Leído El secreto del mal, de RB. Hay algo de morboso en ese rescate un poco a lo paleontólogo en los archivos del viejo CPU del chileno. Habría que seguir el consejo de esa leyenda probablemente apócrifa que atribuye a RB la ocurrencia de dejar sellada, sin abrir nunca, la puerta de la nevera de su piso nuevo en Blanes. Habría que dejar las cosas como están, no revolver el cajón de los calzoncillos de los escritores muertos.

Pero la cosa está así y un mitómano necesita la metadona de sus fetiches. Y El secreto del mal viene a ser ese sustitutivo de la heroína que son los libros que RB escribió y tú leíste y ya no podrás volver a leer, sino que los releerás, que no es lo mismo aunque se le parece. En El secreto del mal hay muchos textos inconclusos. Es una retahíla de pecios, de cabos sueltos, de los riachuelos de los que un día hablé aquí para referirme a esos jirones de escritura que abandonaba yo pero a los que tenía el suficiente aprecio como para no eliminar de manera definitiva de mi archivo. Algo así debió sucederle a RB con muchos de sus escritos. Hay cosas que se te ocurren y que debes anotar en algún sitio. Hay cosas que te parecen importantes, que te suenan al arranque de algo más grande pero que luego no eres capaz de concretar. Así muchos de los textos de este libro que parece escrito por Kafka si Kafka hubiera emigrado de su Praga nevada a una ciudad costera, como hizo RB. 

Que levante la mano aquél que no necesita bocetar su escritura, marcar con carboncillo las ideas mientras éstas arden para, más adelante, cuando cuaje el pensamiento, cuando se temple la fiebre, poder tirar de óleo para dar forma definitiva a la cosa. 

Lo bueno de este compendio armado por I. Echevarría es el hecho de que no queda claro qué textos son una versión definitiva y cuáles son apenas un esbozo de otra cosa. No saber si al concluir súbitamente esa trama sólo hilvanada estás ante un final abrupto, como el de Los Soprano, o ante un intento abandonado, o aparcado al menos. 

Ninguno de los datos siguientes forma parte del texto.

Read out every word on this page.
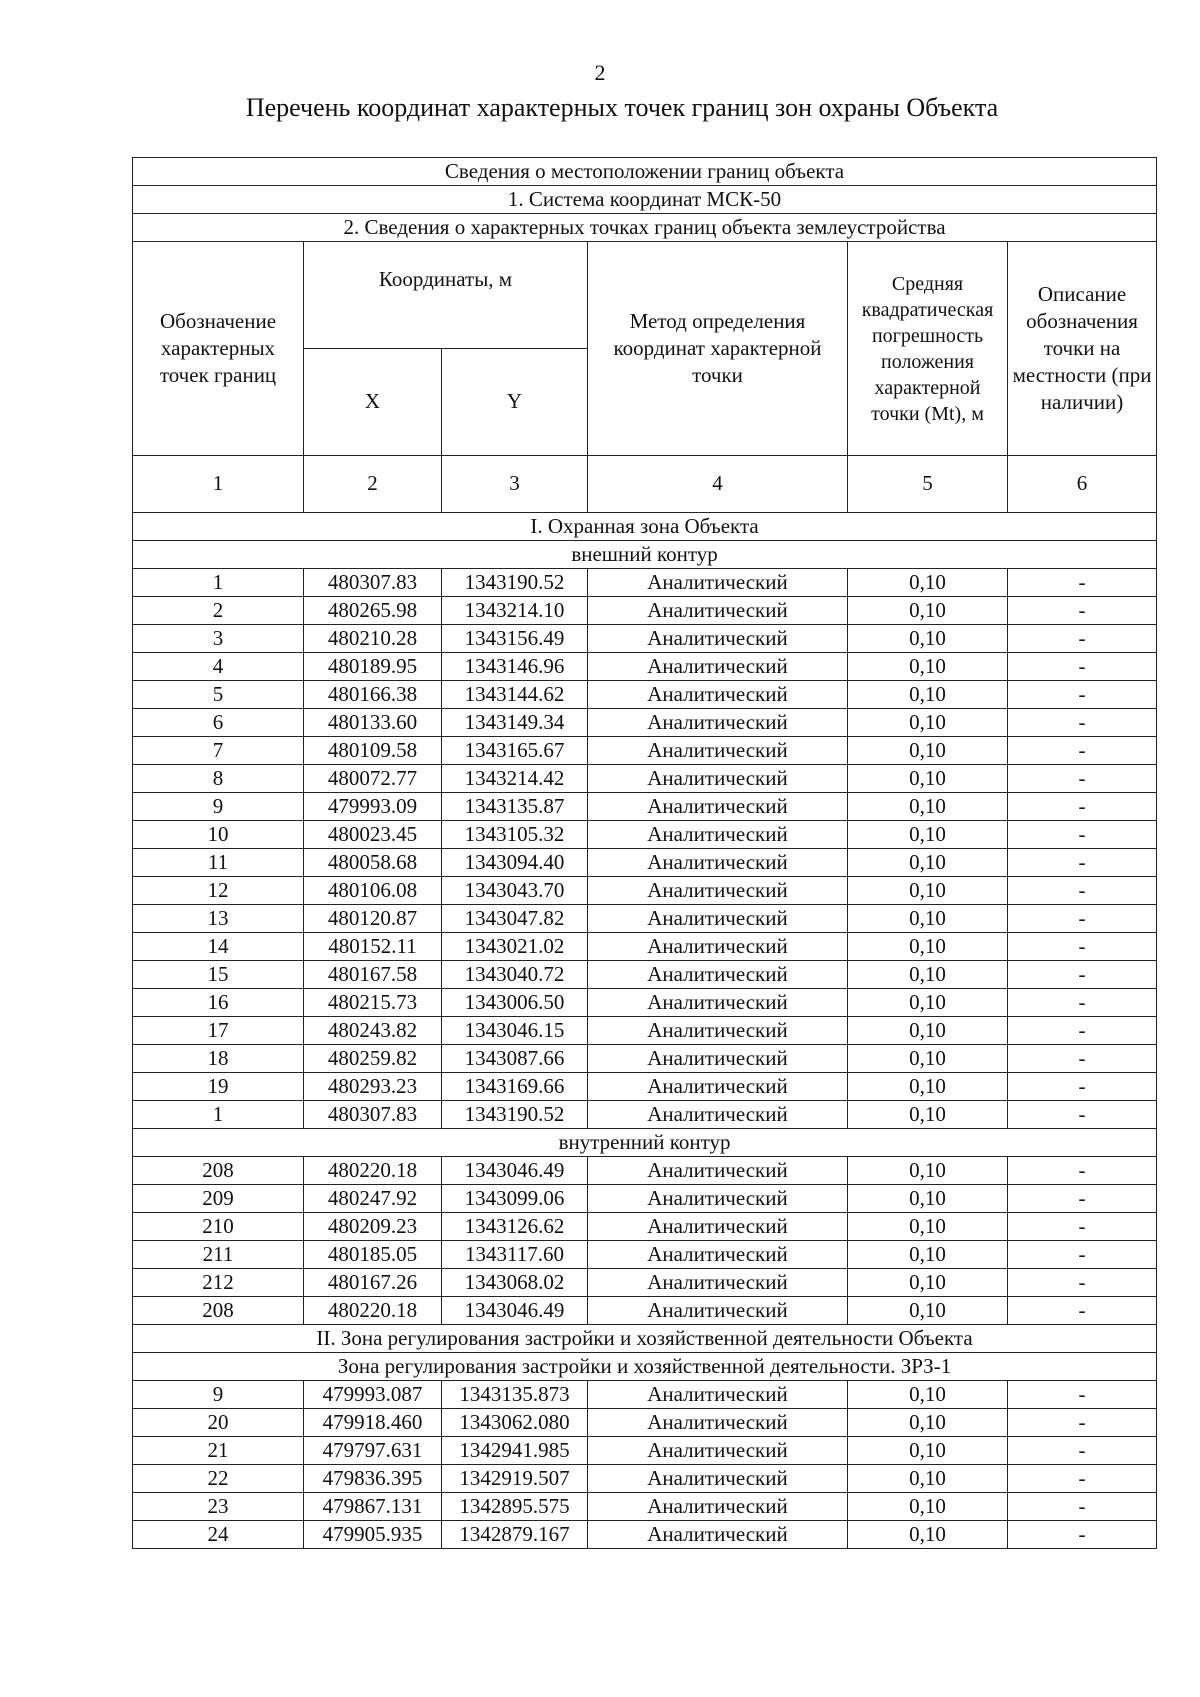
2
Перечень координат характерных точек границ зон охраны Объекта
Сведения о местоположении границ объекта					
1. Система координат МСК-50					
2. Сведения о характерных точках границ объекта землеустройства					
Обозначение характерных точек границ	Координаты, м		Метод определения координат характерной точки	Средняя квадратическая погрешность положения характерной точки (Mt), м	Описание обозначения точки на местности (при наличии)
	X	Y			
1	2	3	4	5	6
I. Охранная зона Объекта					
внешний контур					
1	480307.83	1343190.52	Аналитический	0,10	-
2	480265.98	1343214.10	Аналитический	0,10	-
3	480210.28	1343156.49	Аналитический	0,10	-
4	480189.95	1343146.96	Аналитический	0,10	-
5	480166.38	1343144.62	Аналитический	0,10	-
6	480133.60	1343149.34	Аналитический	0,10	-
7	480109.58	1343165.67	Аналитический	0,10	-
8	480072.77	1343214.42	Аналитический	0,10	-
9	479993.09	1343135.87	Аналитический	0,10	-
10	480023.45	1343105.32	Аналитический	0,10	-
11	480058.68	1343094.40	Аналитический	0,10	-
12	480106.08	1343043.70	Аналитический	0,10	-
13	480120.87	1343047.82	Аналитический	0,10	-
14	480152.11	1343021.02	Аналитический	0,10	-
15	480167.58	1343040.72	Аналитический	0,10	-
16	480215.73	1343006.50	Аналитический	0,10	-
17	480243.82	1343046.15	Аналитический	0,10	-
18	480259.82	1343087.66	Аналитический	0,10	-
19	480293.23	1343169.66	Аналитический	0,10	-
1	480307.83	1343190.52	Аналитический	0,10	-
внутренний контур					
208	480220.18	1343046.49	Аналитический	0,10	-
209	480247.92	1343099.06	Аналитический	0,10	-
210	480209.23	1343126.62	Аналитический	0,10	-
211	480185.05	1343117.60	Аналитический	0,10	-
212	480167.26	1343068.02	Аналитический	0,10	-
208	480220.18	1343046.49	Аналитический	0,10	-
II. Зона регулирования застройки и хозяйственной деятельности Объекта					
Зона регулирования застройки и хозяйственной деятельности. ЗРЗ-1					
9	479993.087	1343135.873	Аналитический	0,10	-
20	479918.460	1343062.080	Аналитический	0,10	-
21	479797.631	1342941.985	Аналитический	0,10	-
22	479836.395	1342919.507	Аналитический	0,10	-
23	479867.131	1342895.575	Аналитический	0,10	-
24	479905.935	1342879.167	Аналитический	0,10	-
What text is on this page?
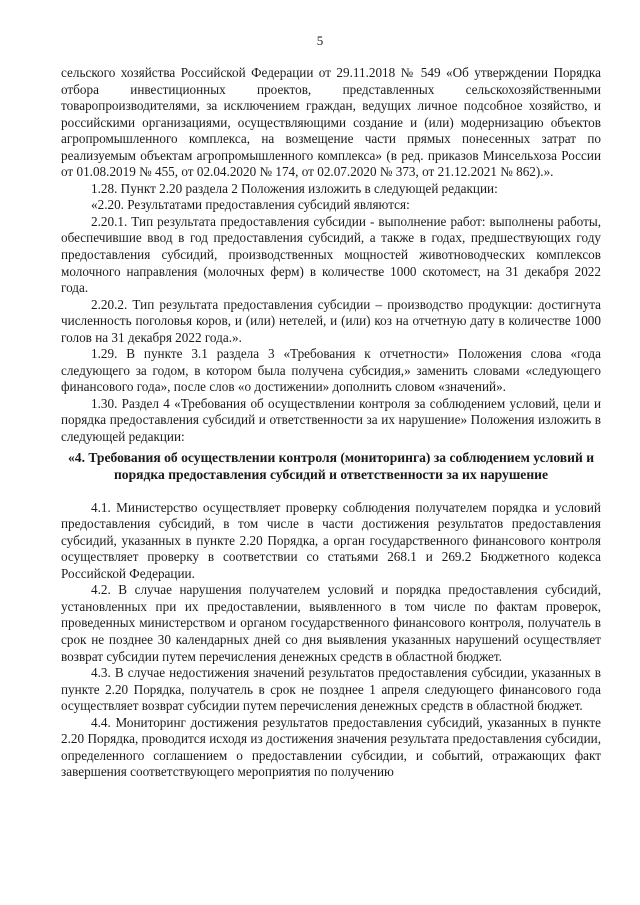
5

сельского хозяйства Российской Федерации от 29.11.2018 № 549 «Об утверждении Порядка отбора инвестиционных проектов, представленных сельскохозяйственными товаропроизводителями, за исключением граждан, ведущих личное подсобное хозяйство, и российскими организациями, осуществляющими создание и (или) модернизацию объектов агропромышленного комплекса, на возмещение части прямых понесенных затрат по реализуемым объектам агропромышленного комплекса» (в ред. приказов Минсельхоза России от 01.08.2019 № 455, от 02.04.2020 № 174, от 02.07.2020 № 373, от 21.12.2021 № 862).».

1.28. Пункт 2.20 раздела 2 Положения изложить в следующей редакции:

«2.20. Результатами предоставления субсидий являются:

2.20.1. Тип результата предоставления субсидии - выполнение работ: выполнены работы, обеспечившие ввод в год предоставления субсидий, а также в годах, предшествующих году предоставления субсидий, производственных мощностей животноводческих комплексов молочного направления (молочных ферм) в количестве 1000 скотомест, на 31 декабря 2022 года.

2.20.2. Тип результата предоставления субсидии – производство продукции: достигнута численность поголовья коров, и (или) нетелей, и (или) коз на отчетную дату в количестве 1000 голов на 31 декабря 2022 года.».

1.29. В пункте 3.1 раздела 3 «Требования к отчетности» Положения слова «года следующего за годом, в котором была получена субсидия,» заменить словами «следующего финансового года», после слов «о достижении» дополнить словом «значений».

1.30. Раздел 4 «Требования об осуществлении контроля за соблюдением условий, цели и порядка предоставления субсидий и ответственности за их нарушение» Положения изложить в следующей редакции:

«4. Требования об осуществлении контроля (мониторинга) за соблюдением условий и порядка предоставления субсидий и ответственности за их нарушение

4.1. Министерство осуществляет проверку соблюдения получателем порядка и условий предоставления субсидий, в том числе в части достижения результатов предоставления субсидий, указанных в пункте 2.20 Порядка, а орган государственного финансового контроля осуществляет проверку в соответствии со статьями 268.1 и 269.2 Бюджетного кодекса Российской Федерации.

4.2. В случае нарушения получателем условий и порядка предоставления субсидий, установленных при их предоставлении, выявленного в том числе по фактам проверок, проведенных министерством и органом государственного финансового контроля, получатель в срок не позднее 30 календарных дней со дня выявления указанных нарушений осуществляет возврат субсидии путем перечисления денежных средств в областной бюджет.

4.3. В случае недостижения значений результатов предоставления субсидии, указанных в пункте 2.20 Порядка, получатель в срок не позднее 1 апреля следующего финансового года осуществляет возврат субсидии путем перечисления денежных средств в областной бюджет.

4.4. Мониторинг достижения результатов предоставления субсидий, указанных в пункте 2.20 Порядка, проводится исходя из достижения значения результата предоставления субсидии, определенного соглашением о предоставлении субсидии, и событий, отражающих факт завершения соответствующего мероприятия по получению
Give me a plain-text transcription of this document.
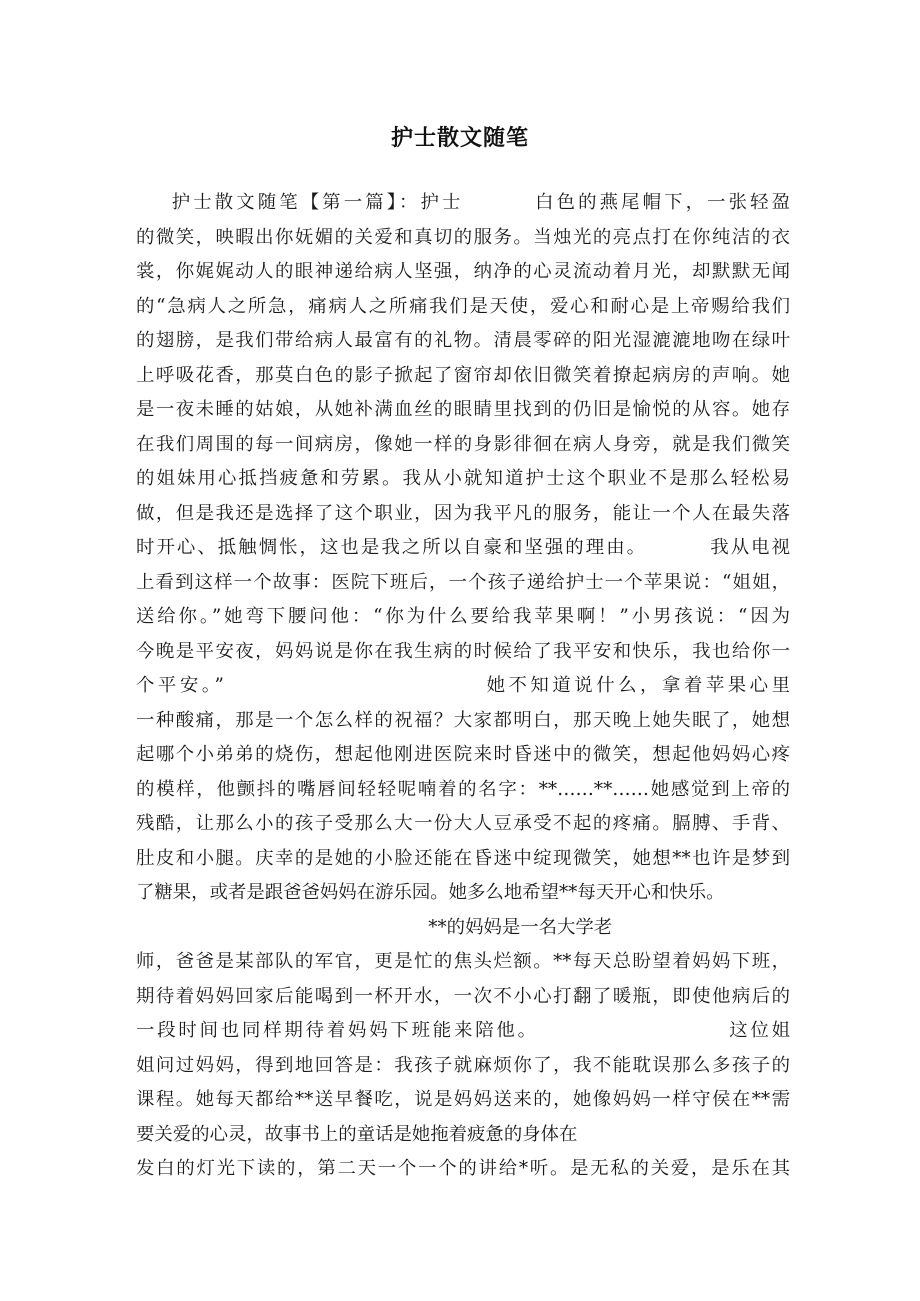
护士散文随笔
护士散文随笔【第一篇】：护士        白色的燕尾帽下，一张轻盈
的微笑，映暇出你妩媚的关爱和真切的服务。当烛光的亮点打在你纯洁的衣
裳，你娓娓动人的眼神递给病人坚强，纳净的心灵流动着月光，却默默无闻
的“急病人之所急，痛病人之所痛我们是天使，爱心和耐心是上帝赐给我们
的翅膀，是我们带给病人最富有的礼物。清晨零碎的阳光湿漉漉地吻在绿叶
上呼吸花香，那莫白色的影子掀起了窗帘却依旧微笑着撩起病房的声响。她
是一夜未睡的姑娘，从她补满血丝的眼睛里找到的仍旧是愉悦的从容。她存
在我们周围的每一间病房，像她一样的身影徘徊在病人身旁，就是我们微笑
的姐妹用心抵挡疲惫和劳累。我从小就知道护士这个职业不是那么轻松易
做，但是我还是选择了这个职业，因为我平凡的服务，能让一个人在最失落
时开心、抵触惆怅，这也是我之所以自豪和坚强的理由。        我从电视
上看到这样一个故事：医院下班后，一个孩子递给护士一个苹果说：“姐姐，
送给你。”她弯下腰问他：“你为什么要给我苹果啊！”小男孩说：“因为
今晚是平安夜，妈妈说是你在我生病的时候给了我平安和快乐，我也给你一
个平安。”                            她不知道说什么，拿着苹果心里
一种酸痛，那是一个怎么样的祝福？大家都明白，那天晚上她失眠了，她想
起哪个小弟弟的烧伤，想起他刚进医院来时昏迷中的微笑，想起他妈妈心疼
的模样，他颤抖的嘴唇间轻轻呢喃着的名字：**……**……她感觉到上帝的
残酷，让那么小的孩子受那么大一份大人豆承受不起的疼痛。膈膊、手背、
肚皮和小腿。庆幸的是她的小脸还能在昏迷中绽现微笑，她想**也许是梦到
了糖果，或者是跟爸爸妈妈在游乐园。她多么地希望**每天开心和快乐。
**的妈妈是一名大学老
师，爸爸是某部队的军官，更是忙的焦头烂额。**每天总盼望着妈妈下班，
期待着妈妈回家后能喝到一杯开水，一次不小心打翻了暖瓶，即使他病后的
一段时间也同样期待着妈妈下班能来陪他。                      这位姐
姐问过妈妈，得到地回答是：我孩子就麻烦你了，我不能耽误那么多孩子的
课程。她每天都给**送早餐吃，说是妈妈送来的，她像妈妈一样守侯在**需
要关爱的心灵，故事书上的童话是她拖着疲惫的身体在
发白的灯光下读的，第二天一个一个的讲给*听。是无私的关爱，是乐在其
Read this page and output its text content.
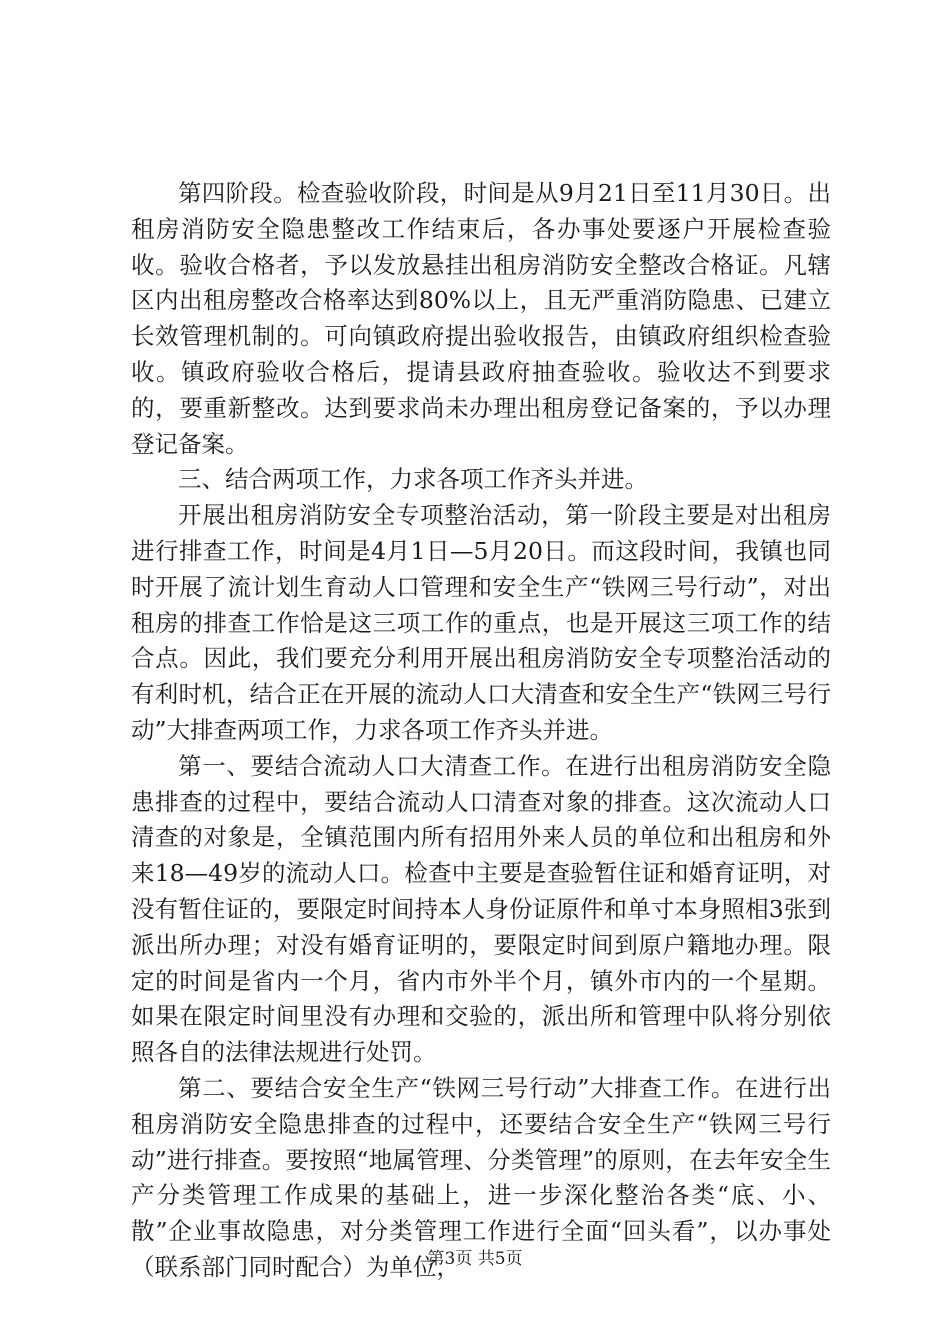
第四阶段。检查验收阶段，时间是从9月21日至11月30日。出租房消防安全隐患整改工作结束后，各办事处要逐户开展检查验收。验收合格者，予以发放悬挂出租房消防安全整改合格证。凡辖区内出租房整改合格率达到80%以上，且无严重消防隐患、已建立长效管理机制的。可向镇政府提出验收报告，由镇政府组织检查验收。镇政府验收合格后，提请县政府抽查验收。验收达不到要求的，要重新整改。达到要求尚未办理出租房登记备案的，予以办理登记备案。

三、结合两项工作，力求各项工作齐头并进。

开展出租房消防安全专项整治活动，第一阶段主要是对出租房进行排查工作，时间是4月1日—5月20日。而这段时间，我镇也同时开展了流计划生育动人口管理和安全生产“铁网三号行动”，对出租房的排查工作恰是这三项工作的重点，也是开展这三项工作的结合点。因此，我们要充分利用开展出租房消防安全专项整治活动的有利时机，结合正在开展的流动人口大清查和安全生产“铁网三号行动”大排查两项工作，力求各项工作齐头并进。

第一、要结合流动人口大清查工作。在进行出租房消防安全隐患排查的过程中，要结合流动人口清查对象的排查。这次流动人口清查的对象是，全镇范围内所有招用外来人员的单位和出租房和外来18—49岁的流动人口。检查中主要是查验暂住证和婚育证明，对没有暂住证的，要限定时间持本人身份证原件和单寸本身照相3张到派出所办理；对没有婚育证明的，要限定时间到原户籍地办理。限定的时间是省内一个月，省内市外半个月，镇外市内的一个星期。如果在限定时间里没有办理和交验的，派出所和管理中队将分别依照各自的法律法规进行处罚。

第二、要结合安全生产“铁网三号行动”大排查工作。在进行出租房消防安全隐患排查的过程中，还要结合安全生产“铁网三号行动”进行排查。要按照“地属管理、分类管理”的原则，在去年安全生产分类管理工作成果的基础上，进一步深化整治各类“底、小、散”企业事故隐患，对分类管理工作进行全面“回头看”，以办事处（联系部门同时配合）为单位，

第3页 共5页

Todas estas piezas breves que componen El secreto de mal contienen, empero, la esencia de lo que es RB, su tendencia a bordear el abismo, a sugerirnos que el mal está tras esa puerta entreabierta. A ver quién es el listo que se atreve a asomarse junto a él.

3 comentarios:

náuGrafo digital dijo...

Levanto la mano.

AMora dijo...

Los reyes magos me trajeron este invierno una cámara pequeña, para poder llevarla en el bolso y capturar todas esas fotos con las que me encuentro a lo largo del día y que antes se me escapaban. Con las cosas del pensar me pasa un poco lo mismo: o lo escribo al instante, o la idea (no el desarrollo de esa idea) se esfuma.

Envidio a quien no tiene esa tara.

Arnold Schwarzenegger dijo...

Es usted muy listo, de manera que le pongo en mi blogroll de personas listas que según mis asesores debo tener en la agenda.